Perspectives on salvage treatment in prostate cancer
Salvage treatment represents the second radical treatment after the first attempt has failed. Up to 38% of patients will be informed after primary radical prostatectomy (P-RP) that their margins were positive, that recurrence is likely and that adjuvant salvage radiotherapy (S-RT) should be considered . The percentage of patients with evidence of recurrence after primary radiotherapy (P-RT) depends on whether and how follow-up biopsies are taken. Positive biopsy rates as high as 67% have been reported . Ablative technologies should not be considered as salvage therapy methods unless they are recognized as a true primary treatment. High-intensity focused ultrasonography and cryoablation may be used as primary treatments in carefully selected patients, although only cryoablation is recommended in the current European Association of Urology guidelines .
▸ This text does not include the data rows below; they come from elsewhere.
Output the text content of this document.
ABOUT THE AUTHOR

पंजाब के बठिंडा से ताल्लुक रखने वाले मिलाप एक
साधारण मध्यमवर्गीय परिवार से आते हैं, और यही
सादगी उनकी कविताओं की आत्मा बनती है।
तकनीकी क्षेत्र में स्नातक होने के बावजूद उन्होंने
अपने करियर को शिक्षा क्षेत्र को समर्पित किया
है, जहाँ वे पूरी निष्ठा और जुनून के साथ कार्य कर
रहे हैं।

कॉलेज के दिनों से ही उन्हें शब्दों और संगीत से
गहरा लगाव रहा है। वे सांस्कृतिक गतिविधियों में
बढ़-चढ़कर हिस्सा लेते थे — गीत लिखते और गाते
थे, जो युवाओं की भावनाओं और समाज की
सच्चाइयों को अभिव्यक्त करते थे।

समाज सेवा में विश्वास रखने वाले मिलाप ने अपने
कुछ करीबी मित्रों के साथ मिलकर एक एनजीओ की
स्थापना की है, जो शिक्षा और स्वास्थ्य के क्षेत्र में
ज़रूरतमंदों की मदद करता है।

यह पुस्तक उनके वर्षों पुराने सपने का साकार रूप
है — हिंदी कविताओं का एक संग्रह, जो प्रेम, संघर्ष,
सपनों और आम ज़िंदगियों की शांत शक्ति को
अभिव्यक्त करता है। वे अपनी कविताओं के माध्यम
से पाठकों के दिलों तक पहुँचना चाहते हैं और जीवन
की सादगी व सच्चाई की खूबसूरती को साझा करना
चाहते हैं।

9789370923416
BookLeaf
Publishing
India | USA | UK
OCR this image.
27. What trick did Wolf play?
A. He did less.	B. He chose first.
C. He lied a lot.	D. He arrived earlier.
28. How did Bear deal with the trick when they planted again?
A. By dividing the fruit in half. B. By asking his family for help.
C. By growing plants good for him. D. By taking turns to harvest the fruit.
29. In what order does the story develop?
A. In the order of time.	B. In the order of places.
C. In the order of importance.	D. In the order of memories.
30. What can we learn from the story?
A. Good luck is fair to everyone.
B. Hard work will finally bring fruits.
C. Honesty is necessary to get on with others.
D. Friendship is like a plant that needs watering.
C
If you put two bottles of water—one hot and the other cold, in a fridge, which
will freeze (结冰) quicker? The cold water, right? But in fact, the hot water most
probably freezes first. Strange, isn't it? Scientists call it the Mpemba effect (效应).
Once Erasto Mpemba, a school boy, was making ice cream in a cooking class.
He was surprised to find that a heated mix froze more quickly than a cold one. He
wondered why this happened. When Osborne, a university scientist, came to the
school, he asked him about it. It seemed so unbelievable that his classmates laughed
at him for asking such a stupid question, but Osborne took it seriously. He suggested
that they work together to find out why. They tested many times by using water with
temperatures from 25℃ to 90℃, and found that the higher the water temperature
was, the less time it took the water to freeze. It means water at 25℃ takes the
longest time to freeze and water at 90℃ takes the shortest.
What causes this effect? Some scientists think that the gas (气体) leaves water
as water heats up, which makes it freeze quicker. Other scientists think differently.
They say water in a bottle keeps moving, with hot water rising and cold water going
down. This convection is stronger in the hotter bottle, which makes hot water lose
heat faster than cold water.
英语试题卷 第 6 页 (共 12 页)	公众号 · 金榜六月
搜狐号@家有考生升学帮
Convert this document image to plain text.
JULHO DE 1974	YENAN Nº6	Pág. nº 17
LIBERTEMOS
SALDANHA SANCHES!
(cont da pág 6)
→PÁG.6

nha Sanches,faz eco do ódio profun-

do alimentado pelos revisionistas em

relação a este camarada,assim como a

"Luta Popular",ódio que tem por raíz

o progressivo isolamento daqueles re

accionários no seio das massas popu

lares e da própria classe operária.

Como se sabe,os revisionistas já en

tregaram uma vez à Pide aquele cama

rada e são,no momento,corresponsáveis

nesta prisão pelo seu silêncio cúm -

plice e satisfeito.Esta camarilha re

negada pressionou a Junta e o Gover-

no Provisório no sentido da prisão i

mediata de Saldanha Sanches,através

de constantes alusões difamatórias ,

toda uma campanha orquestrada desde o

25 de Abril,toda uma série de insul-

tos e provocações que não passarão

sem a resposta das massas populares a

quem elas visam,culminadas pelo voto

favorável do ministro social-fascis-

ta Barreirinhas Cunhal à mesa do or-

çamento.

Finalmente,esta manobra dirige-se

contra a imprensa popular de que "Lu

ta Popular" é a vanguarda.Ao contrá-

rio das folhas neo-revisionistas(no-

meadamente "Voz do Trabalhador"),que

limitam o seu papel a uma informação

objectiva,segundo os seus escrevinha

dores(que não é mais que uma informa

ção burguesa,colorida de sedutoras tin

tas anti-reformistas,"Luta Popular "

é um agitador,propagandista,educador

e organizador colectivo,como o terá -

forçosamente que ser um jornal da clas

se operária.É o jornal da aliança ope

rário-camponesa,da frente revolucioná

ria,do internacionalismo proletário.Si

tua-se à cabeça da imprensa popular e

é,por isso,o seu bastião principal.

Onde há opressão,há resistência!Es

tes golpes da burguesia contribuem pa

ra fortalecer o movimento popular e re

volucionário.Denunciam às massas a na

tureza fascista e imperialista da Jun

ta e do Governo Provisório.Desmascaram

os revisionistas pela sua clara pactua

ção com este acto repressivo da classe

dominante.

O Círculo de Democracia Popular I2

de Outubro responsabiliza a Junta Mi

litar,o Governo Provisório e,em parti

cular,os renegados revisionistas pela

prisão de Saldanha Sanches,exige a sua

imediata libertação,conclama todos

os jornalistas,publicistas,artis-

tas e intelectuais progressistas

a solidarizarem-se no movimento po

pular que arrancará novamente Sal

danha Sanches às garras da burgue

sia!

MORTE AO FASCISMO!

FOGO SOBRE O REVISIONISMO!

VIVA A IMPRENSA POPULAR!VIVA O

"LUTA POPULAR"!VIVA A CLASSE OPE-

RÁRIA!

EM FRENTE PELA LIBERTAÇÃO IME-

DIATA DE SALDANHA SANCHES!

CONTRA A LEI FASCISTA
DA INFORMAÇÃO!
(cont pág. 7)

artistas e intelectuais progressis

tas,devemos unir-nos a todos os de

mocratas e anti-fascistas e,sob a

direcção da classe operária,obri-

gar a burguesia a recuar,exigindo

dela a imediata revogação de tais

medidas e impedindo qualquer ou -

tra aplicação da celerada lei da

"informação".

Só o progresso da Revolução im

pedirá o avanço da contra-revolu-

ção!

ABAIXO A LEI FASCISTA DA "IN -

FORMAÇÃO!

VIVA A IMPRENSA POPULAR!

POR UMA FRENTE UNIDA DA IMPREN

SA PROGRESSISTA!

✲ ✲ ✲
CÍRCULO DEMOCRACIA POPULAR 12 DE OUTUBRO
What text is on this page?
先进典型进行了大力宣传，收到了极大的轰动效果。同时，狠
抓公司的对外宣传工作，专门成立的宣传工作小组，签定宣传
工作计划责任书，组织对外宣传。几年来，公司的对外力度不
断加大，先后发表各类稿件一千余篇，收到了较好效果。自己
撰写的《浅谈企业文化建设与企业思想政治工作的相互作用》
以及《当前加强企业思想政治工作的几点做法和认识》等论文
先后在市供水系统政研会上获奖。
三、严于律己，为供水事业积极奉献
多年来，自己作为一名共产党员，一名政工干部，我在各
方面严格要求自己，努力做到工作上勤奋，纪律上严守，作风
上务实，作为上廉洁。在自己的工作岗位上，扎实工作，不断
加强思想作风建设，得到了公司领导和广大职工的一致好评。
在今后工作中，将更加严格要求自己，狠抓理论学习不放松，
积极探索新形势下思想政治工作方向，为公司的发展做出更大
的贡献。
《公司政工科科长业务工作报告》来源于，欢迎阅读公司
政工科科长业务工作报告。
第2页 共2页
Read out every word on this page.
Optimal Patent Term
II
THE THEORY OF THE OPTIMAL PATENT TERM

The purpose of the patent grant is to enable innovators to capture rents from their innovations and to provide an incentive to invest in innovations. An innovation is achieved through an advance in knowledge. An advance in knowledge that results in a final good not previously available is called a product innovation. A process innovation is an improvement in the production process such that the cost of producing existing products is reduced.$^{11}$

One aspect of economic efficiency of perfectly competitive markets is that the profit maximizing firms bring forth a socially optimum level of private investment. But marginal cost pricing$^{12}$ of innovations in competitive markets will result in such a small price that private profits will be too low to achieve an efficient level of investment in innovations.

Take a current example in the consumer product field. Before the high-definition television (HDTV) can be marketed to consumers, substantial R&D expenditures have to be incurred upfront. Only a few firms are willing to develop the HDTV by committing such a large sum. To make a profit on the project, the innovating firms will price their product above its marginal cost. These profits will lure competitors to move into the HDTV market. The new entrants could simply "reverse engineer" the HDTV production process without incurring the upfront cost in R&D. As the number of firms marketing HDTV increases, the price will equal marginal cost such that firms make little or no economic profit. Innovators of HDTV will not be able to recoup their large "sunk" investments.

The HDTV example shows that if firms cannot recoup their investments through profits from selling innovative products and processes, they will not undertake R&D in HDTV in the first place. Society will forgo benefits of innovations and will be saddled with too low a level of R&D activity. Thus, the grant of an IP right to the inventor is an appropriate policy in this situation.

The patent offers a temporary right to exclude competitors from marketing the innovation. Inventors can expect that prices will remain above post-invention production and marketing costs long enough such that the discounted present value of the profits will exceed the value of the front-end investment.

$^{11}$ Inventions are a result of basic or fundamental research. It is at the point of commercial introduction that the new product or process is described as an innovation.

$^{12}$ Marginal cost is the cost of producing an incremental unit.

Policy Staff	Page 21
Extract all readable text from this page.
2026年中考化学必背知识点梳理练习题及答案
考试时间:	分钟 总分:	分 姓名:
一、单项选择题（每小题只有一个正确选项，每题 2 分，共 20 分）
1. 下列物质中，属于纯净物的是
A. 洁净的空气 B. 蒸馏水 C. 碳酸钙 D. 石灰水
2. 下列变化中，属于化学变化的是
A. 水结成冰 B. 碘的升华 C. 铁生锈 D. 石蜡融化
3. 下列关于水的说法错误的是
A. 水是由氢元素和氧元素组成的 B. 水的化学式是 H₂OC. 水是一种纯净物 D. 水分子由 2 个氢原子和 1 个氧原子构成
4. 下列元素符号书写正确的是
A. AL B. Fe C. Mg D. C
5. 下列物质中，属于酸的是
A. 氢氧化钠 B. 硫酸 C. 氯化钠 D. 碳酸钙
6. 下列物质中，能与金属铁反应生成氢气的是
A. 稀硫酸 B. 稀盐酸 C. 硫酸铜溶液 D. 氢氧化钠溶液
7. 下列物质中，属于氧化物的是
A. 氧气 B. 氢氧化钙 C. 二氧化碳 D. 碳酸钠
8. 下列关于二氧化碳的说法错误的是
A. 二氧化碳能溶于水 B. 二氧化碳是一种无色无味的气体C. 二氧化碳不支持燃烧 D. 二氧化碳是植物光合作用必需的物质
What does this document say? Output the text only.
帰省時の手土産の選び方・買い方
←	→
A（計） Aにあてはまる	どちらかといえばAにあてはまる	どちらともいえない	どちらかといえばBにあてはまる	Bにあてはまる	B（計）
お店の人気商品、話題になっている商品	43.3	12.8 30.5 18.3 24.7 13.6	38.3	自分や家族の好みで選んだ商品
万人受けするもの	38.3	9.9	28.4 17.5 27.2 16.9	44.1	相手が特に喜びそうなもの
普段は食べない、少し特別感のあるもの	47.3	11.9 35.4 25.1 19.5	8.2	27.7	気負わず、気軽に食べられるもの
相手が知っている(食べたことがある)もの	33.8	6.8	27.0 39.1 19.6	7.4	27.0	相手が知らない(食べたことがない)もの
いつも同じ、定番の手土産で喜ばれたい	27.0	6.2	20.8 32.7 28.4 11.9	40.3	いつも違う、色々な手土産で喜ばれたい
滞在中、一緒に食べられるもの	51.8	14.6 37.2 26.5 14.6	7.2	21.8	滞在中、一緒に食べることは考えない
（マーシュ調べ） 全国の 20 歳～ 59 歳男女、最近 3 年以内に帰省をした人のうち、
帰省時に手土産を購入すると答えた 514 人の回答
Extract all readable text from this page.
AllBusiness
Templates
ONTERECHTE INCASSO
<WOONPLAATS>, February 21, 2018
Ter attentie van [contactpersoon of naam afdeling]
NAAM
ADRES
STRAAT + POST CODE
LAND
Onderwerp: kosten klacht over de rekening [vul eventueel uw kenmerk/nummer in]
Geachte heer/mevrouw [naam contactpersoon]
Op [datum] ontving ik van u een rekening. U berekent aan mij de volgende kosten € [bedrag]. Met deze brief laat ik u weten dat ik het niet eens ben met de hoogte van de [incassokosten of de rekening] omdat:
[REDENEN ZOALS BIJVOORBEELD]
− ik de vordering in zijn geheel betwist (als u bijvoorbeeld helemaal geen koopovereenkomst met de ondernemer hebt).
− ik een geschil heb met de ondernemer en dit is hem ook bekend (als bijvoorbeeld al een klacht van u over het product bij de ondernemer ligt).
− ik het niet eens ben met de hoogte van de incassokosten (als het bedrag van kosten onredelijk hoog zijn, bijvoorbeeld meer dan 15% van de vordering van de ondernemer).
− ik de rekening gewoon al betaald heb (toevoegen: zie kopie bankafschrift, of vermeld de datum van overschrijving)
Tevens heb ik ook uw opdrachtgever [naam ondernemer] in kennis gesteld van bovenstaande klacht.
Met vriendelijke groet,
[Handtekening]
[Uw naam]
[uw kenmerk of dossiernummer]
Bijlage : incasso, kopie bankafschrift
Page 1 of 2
While there is high level evidence for the oncological effect of P-RP, the use of P-RT is based on consensus between experts and the evidence for oncological effect is poor . The evidence for salvage treatment is the opposite, with high level evidence for the effectiveness of S-RT where there are positive margins after RP, and poor evidence for the oncological effect of salvage treatment after failed RT. Interestingly, urologists question the clinical benefit of S-RT  and radiologists are sceptical about S-RP .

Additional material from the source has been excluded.